Within a month, Hap was ready to go back. “Gabe, I can’t keep myself holed up in this old house too much longer. I gotta get out. Can we go on out there to the mill?” I assured him that we could, hung up the phone, and grabbed my keys.

Going out to the mill was like clockwork again. He was so eager to get out there, to find that familiar comfort in aged lumber of the mill walls, I suppose. Every night at 10:35, right after the Channel 9 Nightly News went off, I was in his driveway for no more than two seconds, enough time for him to hop in. He never missed a night. Sometimes, I wished that he would. Those every-night trips almost became a burden. Sandy’s sighs kept getting heavier when I’d get up from my recliner and turn the television off. I knew instead hanging off at a run-down mill every night, I should have been at home with my wife and kids, but instead, I remembered what my mother had said and kept an eye out on Hap. He needed me. He needed me and the mill to keep him company.

For the first time, Hap was quiet. It seemed like forever since I had been the one talking when we were at the mill. It was always him who talked, but he had run out of things to say. He had already said everything he could about Debbie, and now she was gone. Hap seemed very content with just listening to the icy rain beat and rant on the leaky tin roof, but the air that was heavy with coldness and indifference made me nervous. So I talked, but I felt like everything I said was wrong. “Sandy wants me to build the kids a tree house,” I offered. Wife and kids. Hap didn’t have either one.
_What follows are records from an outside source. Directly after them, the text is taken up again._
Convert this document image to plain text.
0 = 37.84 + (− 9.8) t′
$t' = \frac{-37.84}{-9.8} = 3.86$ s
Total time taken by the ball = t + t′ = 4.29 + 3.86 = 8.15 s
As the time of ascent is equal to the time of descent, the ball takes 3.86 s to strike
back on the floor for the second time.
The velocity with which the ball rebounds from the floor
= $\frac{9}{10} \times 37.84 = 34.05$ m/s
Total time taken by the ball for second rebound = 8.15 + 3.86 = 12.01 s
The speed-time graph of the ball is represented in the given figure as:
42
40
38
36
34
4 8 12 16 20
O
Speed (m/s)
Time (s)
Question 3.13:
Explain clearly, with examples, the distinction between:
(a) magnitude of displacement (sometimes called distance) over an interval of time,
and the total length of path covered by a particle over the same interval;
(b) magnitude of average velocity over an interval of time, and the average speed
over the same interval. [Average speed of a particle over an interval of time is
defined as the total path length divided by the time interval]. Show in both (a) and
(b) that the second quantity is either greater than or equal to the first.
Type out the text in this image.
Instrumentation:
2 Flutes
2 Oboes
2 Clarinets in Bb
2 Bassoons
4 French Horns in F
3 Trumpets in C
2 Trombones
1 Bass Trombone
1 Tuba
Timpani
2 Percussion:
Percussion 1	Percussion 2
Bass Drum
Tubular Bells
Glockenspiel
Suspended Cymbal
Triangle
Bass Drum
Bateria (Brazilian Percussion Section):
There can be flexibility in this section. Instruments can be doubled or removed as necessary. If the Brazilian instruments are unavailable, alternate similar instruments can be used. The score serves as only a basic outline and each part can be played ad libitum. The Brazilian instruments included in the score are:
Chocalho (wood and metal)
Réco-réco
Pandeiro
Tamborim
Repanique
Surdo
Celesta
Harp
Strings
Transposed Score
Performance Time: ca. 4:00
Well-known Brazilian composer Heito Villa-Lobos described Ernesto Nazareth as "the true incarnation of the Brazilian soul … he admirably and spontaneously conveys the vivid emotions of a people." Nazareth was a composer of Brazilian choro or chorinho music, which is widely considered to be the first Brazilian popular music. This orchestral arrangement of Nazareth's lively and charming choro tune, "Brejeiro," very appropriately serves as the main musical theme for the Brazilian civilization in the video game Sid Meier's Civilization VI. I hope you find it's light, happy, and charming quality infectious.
Hap watched a steady stream of rain pour from the rafters and form a puddle in the floor between us. There was an eroded place from the wear of time and running water, smoothed and wallowed away by the current. “Oh, yeah? You need help?” I was surprised he had even heard me, for he had seemed nearly possessed by the water, like he was mad at it for coming in and he could stop the flow if he stared at it hard enough.

“Sandy said I should use some of the lumber from this mill. I think it was her hinting that we need to tear it down.” I looked at the sage walls. They looked like they could come crashing down any minute. “Maybe we should doze this thing over.”

Hap kept staring at the water, almost suggesting that all that water had surely rotted the wood out. No, you can’t do that, he seemed to say.

“But none of this wood would be sturdy enough to build a tree house with, anyway.”

A silence fell again, and I checked my watch. It was 11:19. The rain had quit pounding down, and the stream of water was slowing down to a drip. And then it stopped, so we went on home.

I went ahead and honked, examining the warm, yellow light that came from every window in Hap’s little house. He was still keeping all the lights on to fight the loneliness, but there was no sign of his lean shadow stirring. Where on earth is he? I thought as I killed the engine.

Hap’s driveway crunched under my boots. It was late November, and we were a couple weeks past the first frost. The gravel glistened in the glow of the security light. Frozen stillness. I neared the house, expecting to feel the warmth that seemed to radiate from it. Despite the cold, I was surprised to see my breath when I called out his name.

I climbed his frosty back steps and knocked on the door. “Hap?” I listened, but all I could hear was the lonely, persistent buzzing of the security light. I tried the door, but it was locked. It finally occurred to me that he wasn’t there. I hadn’t noticed that his truck wasn’t in the barn.

Before I even neared Jack Bailey Road, I could see the glow. I wasn’t quite sure what was going on, but my heart dropped with my foot onto the accelerator. And for a split second, as I swerved onto that country road, I was fourteen-year-old Hap driving his daddy’s truck with fear pumping through my veins. I slid into the lot, paralyzed by the hungry flames that had already devoured the feeble old feed mill and were licking the sky, begging it to quench its thirst.

Years later, when my heart returned to its place and the news went off, I drove out to where the ashes of my childhood, my wild oats, my tears, and my best friend had finally settled. I threw some rocks from the gravel lot. At nothing in particular. Isn’t that what we do to express our emotion? I believe it is.